Audit your organization's public GitHub footprint

Inventory every public repository

Start with a complete list. For each organization and each member account that pushes work-related code, enumerate all public repositories. The GitHub API (/orgs/{org}/repos and /users/{user}/repos) returns them; a tool like RepoGuard gives you the same inventory in one view, including repository count, top languages, and most-starred projects.

Assess the risk

Go through the list and ask, for each repo, whether it is meant to be public. Flag anything that looks internal, plus repos whose names hint at sensitive content. Pay special attention to:

• Repos named after internal tools, infrastructure, or environments.
• Forks of private work that were made public.
• Archived or abandoned repos no one is watching anymore.
• Personal accounts of team members that host work-related code.

Fix and document

For each finding, decide: make it private, keep it public intentionally, or rotate any secrets it exposed. Document the decision so the next audit is faster and a public repo becomes a choice, not an accident.

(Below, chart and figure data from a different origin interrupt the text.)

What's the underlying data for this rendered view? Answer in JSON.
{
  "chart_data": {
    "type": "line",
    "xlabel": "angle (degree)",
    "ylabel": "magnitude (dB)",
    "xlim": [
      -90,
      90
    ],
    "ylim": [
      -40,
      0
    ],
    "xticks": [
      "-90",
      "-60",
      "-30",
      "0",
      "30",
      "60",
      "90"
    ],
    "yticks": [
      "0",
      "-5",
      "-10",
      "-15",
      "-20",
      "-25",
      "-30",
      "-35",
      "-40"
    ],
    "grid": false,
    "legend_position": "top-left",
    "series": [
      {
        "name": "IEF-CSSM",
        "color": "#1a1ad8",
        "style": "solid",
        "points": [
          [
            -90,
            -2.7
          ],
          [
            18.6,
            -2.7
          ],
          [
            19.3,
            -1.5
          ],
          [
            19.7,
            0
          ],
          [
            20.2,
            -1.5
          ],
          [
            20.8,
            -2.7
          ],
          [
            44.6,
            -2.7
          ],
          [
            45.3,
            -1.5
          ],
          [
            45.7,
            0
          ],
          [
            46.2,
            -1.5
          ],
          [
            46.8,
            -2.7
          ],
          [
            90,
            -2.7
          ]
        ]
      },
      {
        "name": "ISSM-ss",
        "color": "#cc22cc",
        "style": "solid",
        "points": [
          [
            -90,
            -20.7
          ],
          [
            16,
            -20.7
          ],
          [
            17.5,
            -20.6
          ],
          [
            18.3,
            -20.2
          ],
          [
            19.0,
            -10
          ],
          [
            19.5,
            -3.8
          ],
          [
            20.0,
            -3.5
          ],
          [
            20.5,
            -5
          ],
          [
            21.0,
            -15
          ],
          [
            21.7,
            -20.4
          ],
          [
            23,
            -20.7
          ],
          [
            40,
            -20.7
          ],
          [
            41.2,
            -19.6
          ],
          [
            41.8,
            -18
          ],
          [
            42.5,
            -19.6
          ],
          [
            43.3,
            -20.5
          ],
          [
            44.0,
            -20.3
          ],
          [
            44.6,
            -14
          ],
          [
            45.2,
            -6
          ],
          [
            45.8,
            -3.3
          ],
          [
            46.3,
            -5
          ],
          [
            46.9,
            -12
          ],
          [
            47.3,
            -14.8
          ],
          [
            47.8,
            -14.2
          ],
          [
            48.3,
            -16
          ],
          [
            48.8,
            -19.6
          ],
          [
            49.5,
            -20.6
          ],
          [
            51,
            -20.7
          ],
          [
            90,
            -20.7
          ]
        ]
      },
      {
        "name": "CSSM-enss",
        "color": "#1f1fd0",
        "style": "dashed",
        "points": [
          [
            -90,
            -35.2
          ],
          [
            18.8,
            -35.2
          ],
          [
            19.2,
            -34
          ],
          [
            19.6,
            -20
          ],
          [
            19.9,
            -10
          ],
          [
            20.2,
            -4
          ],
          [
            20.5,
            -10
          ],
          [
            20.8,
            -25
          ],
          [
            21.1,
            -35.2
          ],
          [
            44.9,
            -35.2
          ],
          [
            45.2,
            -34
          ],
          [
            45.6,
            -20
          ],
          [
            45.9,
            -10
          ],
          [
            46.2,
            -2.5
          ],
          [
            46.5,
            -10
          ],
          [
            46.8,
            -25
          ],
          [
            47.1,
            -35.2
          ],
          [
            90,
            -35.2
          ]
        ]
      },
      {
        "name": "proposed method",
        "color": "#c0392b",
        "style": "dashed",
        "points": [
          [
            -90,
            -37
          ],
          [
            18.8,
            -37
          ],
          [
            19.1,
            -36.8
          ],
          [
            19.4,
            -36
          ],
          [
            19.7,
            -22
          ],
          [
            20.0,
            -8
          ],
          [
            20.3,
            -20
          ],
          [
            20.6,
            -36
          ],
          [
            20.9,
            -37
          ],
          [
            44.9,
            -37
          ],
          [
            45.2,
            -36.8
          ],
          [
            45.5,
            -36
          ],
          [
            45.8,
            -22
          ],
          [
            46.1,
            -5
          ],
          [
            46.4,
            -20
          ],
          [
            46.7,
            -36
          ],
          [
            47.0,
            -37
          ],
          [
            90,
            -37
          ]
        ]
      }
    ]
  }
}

Turn the audit into policy

A one-off audit fades the day after you run it. Capture what you learned as a lightweight policy: default new repositories to private, agree on naming that never hints at secrets, schedule a periodic re-audit, and back it with continuous monitoring so drift is caught automatically rather than at the next manual review.

Make it continuous

An audit is only current the day you run it. Organizations change constantly - new repos, new members, visibility flips. Set up continuous monitoring that watches every account in scope and alerts you the moment a new public repository appears, so your audit never goes stale.